There are at least two cases one can conceive:
- $g(0)$ is complete, $Rm(0)$ is pointwise bounded but not uniformly bounded.(See following comments for more precise descriptions.) In this case, we have more general existence results than Shi, proven firstly by Deane Yang in https://eudml.org/doc/82313 (Thm 9.2) and then by Guoyi Xu in http://arxiv.org/pdf/0907.5604v3.pdf (Cor 1.2) They showed that bounded curvature is not a necessary condition for solutions to exist. The convergence is still smooth here.
- $g(0)$ is incomplete, say $Rm(0)$ is pointwise bounded except at one point. Felix Schulze and Miles Simon constructed expanding solitons coming out from certain "cones". http://arxiv.org/pdf/1008.1408.pdf. They showed the Gromov-Hausdorff distance of $g(t)$ and $g(0)$ goes to zero as $t\to 0$ and took this as the definition of initial metric. For an expanding soliton $g(t)$ of general type, the optimal convergence on regular portions is $C_{loc}^{1,\alpha}$(instead of $C_{loc}^\infty$) even both the curvature and volume behave very well. (This can be derived by using harmonic coordinates).
So, to prove a manifold $(M,g)$ admits no short-time solution, we need to indicate which convergence is involved. For example, $(M,g)$ might not be a $C_{loc}^{1,\alpha}$ initial data but indeed a $C^{0}$ initial data for some solutions.
Let's go back to the original question: how to find a manifold (with unbounded curvature) such that NO Ricci flow can converge to it in ANY sense?
It is obvious that we should replace "ANY" by a specfic term like "Gromov-Hausdorff" before we go further.

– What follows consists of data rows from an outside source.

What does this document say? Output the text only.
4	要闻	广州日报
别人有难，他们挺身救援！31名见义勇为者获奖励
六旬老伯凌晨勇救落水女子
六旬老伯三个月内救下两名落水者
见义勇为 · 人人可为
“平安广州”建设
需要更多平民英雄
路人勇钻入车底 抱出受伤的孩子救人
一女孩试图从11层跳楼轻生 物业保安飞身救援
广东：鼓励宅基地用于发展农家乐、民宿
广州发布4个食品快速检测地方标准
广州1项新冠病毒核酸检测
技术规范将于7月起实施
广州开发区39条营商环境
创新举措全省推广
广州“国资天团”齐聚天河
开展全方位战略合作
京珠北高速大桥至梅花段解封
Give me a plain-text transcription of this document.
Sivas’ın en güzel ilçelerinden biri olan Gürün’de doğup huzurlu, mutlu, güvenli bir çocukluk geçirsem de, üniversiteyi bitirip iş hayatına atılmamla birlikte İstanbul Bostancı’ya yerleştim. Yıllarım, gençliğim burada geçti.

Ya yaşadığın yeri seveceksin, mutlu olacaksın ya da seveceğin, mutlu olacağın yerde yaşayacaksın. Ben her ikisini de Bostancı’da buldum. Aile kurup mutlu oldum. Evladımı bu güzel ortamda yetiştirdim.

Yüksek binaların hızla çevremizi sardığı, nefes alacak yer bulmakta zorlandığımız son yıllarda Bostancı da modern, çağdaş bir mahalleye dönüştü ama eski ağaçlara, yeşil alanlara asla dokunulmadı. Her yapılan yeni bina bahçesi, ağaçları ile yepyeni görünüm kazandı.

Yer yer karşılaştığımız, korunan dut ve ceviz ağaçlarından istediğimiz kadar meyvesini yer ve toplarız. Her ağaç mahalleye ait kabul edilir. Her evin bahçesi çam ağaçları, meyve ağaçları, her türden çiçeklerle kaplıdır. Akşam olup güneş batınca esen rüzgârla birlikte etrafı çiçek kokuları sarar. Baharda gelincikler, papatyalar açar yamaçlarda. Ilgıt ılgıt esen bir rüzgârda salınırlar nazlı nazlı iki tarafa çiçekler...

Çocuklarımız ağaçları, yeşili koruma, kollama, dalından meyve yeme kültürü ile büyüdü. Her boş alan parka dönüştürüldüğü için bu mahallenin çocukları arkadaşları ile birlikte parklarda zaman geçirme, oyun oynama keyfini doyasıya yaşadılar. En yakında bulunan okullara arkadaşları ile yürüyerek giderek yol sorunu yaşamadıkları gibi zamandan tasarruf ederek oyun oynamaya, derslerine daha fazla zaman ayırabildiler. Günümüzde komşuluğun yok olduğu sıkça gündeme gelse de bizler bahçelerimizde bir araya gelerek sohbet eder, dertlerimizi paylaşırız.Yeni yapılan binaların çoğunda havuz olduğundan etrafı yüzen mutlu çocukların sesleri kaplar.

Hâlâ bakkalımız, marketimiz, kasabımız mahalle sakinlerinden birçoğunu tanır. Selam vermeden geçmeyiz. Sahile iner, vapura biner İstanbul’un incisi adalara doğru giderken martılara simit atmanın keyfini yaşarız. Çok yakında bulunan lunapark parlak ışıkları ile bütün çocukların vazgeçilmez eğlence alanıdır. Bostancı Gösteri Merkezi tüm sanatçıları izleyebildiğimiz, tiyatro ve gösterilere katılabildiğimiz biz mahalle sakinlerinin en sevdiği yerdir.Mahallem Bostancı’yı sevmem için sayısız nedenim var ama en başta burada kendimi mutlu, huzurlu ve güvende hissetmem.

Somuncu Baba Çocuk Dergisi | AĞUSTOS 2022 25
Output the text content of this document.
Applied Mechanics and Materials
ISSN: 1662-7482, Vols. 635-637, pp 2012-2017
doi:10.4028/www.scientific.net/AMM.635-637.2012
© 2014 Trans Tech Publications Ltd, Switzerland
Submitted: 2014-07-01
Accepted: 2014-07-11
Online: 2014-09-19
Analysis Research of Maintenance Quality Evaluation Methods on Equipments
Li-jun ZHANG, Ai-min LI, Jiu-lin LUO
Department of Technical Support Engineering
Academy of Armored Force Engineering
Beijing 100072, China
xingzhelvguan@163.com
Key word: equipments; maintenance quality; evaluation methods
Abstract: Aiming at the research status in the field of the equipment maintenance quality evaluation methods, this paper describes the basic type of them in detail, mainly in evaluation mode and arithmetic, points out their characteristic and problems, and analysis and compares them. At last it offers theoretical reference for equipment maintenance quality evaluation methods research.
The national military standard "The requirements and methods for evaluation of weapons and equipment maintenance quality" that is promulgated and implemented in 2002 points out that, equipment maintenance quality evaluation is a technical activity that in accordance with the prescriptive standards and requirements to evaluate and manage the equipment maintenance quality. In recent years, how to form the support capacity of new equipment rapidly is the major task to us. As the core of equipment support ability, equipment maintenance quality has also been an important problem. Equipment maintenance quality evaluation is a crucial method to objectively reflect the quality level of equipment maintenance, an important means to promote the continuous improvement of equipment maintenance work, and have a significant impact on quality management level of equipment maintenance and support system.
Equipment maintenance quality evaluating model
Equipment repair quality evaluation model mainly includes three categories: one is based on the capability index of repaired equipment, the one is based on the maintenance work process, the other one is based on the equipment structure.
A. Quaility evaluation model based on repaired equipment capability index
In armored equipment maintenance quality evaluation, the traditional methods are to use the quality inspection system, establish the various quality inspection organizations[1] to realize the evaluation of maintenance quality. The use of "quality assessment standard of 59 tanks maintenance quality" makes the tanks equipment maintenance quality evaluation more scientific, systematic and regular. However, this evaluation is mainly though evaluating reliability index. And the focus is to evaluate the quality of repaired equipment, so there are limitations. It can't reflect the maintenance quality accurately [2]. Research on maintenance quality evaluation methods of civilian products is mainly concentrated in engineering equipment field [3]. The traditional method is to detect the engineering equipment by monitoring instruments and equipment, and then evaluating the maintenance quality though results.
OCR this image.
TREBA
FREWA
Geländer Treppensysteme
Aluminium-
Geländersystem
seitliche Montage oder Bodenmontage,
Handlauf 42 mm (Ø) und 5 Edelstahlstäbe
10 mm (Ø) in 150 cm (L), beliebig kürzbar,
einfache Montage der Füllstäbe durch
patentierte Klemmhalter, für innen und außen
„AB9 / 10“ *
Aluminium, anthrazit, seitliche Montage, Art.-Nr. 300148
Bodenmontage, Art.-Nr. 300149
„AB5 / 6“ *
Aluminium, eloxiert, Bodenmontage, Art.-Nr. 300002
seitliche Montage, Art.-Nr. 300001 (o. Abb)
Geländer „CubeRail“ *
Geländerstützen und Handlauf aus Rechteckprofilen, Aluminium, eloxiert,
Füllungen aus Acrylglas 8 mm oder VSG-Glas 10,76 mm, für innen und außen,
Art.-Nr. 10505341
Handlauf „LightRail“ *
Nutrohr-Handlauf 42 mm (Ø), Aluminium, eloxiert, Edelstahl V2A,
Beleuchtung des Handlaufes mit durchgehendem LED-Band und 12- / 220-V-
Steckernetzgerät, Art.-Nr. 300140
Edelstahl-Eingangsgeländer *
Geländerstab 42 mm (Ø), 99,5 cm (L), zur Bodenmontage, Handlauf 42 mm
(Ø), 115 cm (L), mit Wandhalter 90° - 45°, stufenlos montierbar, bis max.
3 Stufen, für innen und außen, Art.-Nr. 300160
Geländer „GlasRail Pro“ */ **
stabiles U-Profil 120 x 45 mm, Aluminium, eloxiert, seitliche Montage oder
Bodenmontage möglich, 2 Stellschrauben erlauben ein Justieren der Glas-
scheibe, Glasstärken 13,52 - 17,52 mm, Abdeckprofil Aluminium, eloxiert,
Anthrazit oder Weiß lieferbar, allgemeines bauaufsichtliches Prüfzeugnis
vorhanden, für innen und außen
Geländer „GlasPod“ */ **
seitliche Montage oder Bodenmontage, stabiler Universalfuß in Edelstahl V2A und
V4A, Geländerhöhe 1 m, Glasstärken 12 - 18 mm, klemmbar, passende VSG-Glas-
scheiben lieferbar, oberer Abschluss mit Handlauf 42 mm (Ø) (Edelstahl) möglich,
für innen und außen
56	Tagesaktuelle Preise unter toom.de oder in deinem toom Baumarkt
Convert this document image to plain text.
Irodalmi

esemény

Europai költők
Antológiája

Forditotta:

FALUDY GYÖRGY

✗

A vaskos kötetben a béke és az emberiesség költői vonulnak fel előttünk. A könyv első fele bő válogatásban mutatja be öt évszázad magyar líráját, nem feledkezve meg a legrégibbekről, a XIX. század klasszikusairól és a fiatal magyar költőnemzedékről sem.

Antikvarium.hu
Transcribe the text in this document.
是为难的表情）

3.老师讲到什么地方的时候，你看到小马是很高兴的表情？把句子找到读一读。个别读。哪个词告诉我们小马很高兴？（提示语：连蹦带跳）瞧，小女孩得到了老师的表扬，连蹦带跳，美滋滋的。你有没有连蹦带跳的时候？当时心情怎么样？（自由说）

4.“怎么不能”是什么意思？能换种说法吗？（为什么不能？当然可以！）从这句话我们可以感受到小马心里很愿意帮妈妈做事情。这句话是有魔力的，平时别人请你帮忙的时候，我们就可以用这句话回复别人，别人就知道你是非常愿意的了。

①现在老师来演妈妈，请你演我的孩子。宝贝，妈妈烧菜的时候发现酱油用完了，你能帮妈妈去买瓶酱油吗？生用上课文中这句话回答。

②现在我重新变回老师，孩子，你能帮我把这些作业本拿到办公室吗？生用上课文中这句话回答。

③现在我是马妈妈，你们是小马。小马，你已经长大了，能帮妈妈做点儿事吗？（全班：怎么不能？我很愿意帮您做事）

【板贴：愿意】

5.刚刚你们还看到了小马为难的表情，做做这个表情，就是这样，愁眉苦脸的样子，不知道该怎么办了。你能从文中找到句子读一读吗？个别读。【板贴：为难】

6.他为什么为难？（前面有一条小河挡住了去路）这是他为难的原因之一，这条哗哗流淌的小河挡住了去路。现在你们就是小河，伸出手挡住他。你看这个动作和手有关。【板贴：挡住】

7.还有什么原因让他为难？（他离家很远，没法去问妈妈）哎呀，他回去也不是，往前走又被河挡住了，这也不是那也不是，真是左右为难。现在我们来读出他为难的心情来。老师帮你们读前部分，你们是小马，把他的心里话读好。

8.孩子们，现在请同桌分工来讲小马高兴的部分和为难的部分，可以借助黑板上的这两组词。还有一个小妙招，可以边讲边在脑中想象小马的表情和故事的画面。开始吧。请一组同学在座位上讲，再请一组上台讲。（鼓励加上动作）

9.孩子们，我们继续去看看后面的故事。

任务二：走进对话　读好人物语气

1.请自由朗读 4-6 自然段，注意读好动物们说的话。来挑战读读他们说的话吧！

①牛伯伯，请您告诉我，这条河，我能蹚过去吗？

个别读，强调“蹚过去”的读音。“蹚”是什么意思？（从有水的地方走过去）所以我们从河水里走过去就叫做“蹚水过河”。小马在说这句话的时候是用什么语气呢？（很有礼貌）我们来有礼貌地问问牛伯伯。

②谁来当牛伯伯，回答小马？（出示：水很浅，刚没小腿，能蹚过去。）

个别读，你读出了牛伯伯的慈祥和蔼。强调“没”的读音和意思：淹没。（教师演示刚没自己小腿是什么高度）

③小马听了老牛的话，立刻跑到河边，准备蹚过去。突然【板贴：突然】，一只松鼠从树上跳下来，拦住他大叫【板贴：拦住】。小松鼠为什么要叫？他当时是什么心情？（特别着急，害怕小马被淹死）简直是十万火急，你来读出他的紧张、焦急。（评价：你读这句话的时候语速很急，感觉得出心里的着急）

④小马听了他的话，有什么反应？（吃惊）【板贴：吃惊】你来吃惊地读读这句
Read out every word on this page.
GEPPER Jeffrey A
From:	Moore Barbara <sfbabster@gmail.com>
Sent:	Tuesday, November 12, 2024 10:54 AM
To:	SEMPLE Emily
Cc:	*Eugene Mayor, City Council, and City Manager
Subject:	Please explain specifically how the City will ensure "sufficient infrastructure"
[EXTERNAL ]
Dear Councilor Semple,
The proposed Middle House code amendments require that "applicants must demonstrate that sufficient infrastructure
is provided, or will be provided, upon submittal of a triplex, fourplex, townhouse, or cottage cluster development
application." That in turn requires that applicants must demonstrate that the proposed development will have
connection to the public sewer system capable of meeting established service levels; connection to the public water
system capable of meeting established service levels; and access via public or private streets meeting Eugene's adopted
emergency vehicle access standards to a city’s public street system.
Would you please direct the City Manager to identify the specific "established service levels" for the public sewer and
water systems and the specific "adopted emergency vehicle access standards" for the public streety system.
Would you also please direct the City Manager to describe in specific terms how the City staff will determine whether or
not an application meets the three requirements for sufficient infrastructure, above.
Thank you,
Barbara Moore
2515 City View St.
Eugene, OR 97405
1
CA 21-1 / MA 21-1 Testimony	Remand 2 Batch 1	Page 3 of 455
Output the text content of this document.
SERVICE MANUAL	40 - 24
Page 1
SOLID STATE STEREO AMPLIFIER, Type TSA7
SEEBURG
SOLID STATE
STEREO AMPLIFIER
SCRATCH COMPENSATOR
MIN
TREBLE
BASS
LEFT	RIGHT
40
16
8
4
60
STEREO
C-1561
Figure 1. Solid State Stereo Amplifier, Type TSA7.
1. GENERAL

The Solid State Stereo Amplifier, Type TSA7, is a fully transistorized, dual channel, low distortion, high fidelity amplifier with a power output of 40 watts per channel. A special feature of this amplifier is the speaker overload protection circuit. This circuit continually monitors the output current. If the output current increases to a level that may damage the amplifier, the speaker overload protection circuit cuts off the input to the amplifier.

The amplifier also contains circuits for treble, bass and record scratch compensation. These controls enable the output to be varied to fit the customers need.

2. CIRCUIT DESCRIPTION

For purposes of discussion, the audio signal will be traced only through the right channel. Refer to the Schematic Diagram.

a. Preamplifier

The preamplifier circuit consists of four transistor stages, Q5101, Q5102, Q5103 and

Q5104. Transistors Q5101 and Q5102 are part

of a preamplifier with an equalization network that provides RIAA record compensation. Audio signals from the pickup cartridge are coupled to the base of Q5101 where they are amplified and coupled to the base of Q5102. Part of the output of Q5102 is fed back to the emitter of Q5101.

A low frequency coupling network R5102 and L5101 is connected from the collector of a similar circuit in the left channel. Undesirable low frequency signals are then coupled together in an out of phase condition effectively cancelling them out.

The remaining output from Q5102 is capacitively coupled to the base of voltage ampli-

Even in this case, it is not easy to check, for example, Terry Tao's intuitive example is the one we want. (This is probably due to my poor math ability...)
Actually, Thomas Richard and I constructed an example related to this goal. We found a complete manifold (a rotationally symmetric infinite cusp) which is the last time slice of a Ricci flow $g(t)$. That is, we constructed a Ricci flow $g(t)$ which exists only up to time $T$ and $g(T)$ is a complete smooth metric. In this sense we can say that no solution could flow out from our $(M,g(T))$ as a continuation. But we still don't know can there be a solution, although not a continuation of $g(t)_{t\leq T}$, defining on $t>T$ and converging to $g(T)$ in certain sense when $t\to T$. Our example is similar to Terry's suggestions, however, I haven't conceive a way to show it is "unflowable". In fact, I can imagine a solution flows out from such cusp, hence I guess this question might be harder than people expected. (The difference between "un-continuable" and "unflowable" should be noted.)
Edit: More words about Xu's work are added. Some stupid typos are fixed. The last paragraph is revised.
Edit:(9 June) Add a reference (Deane Yang's article). I apologize for missing this pioneer work at the first time.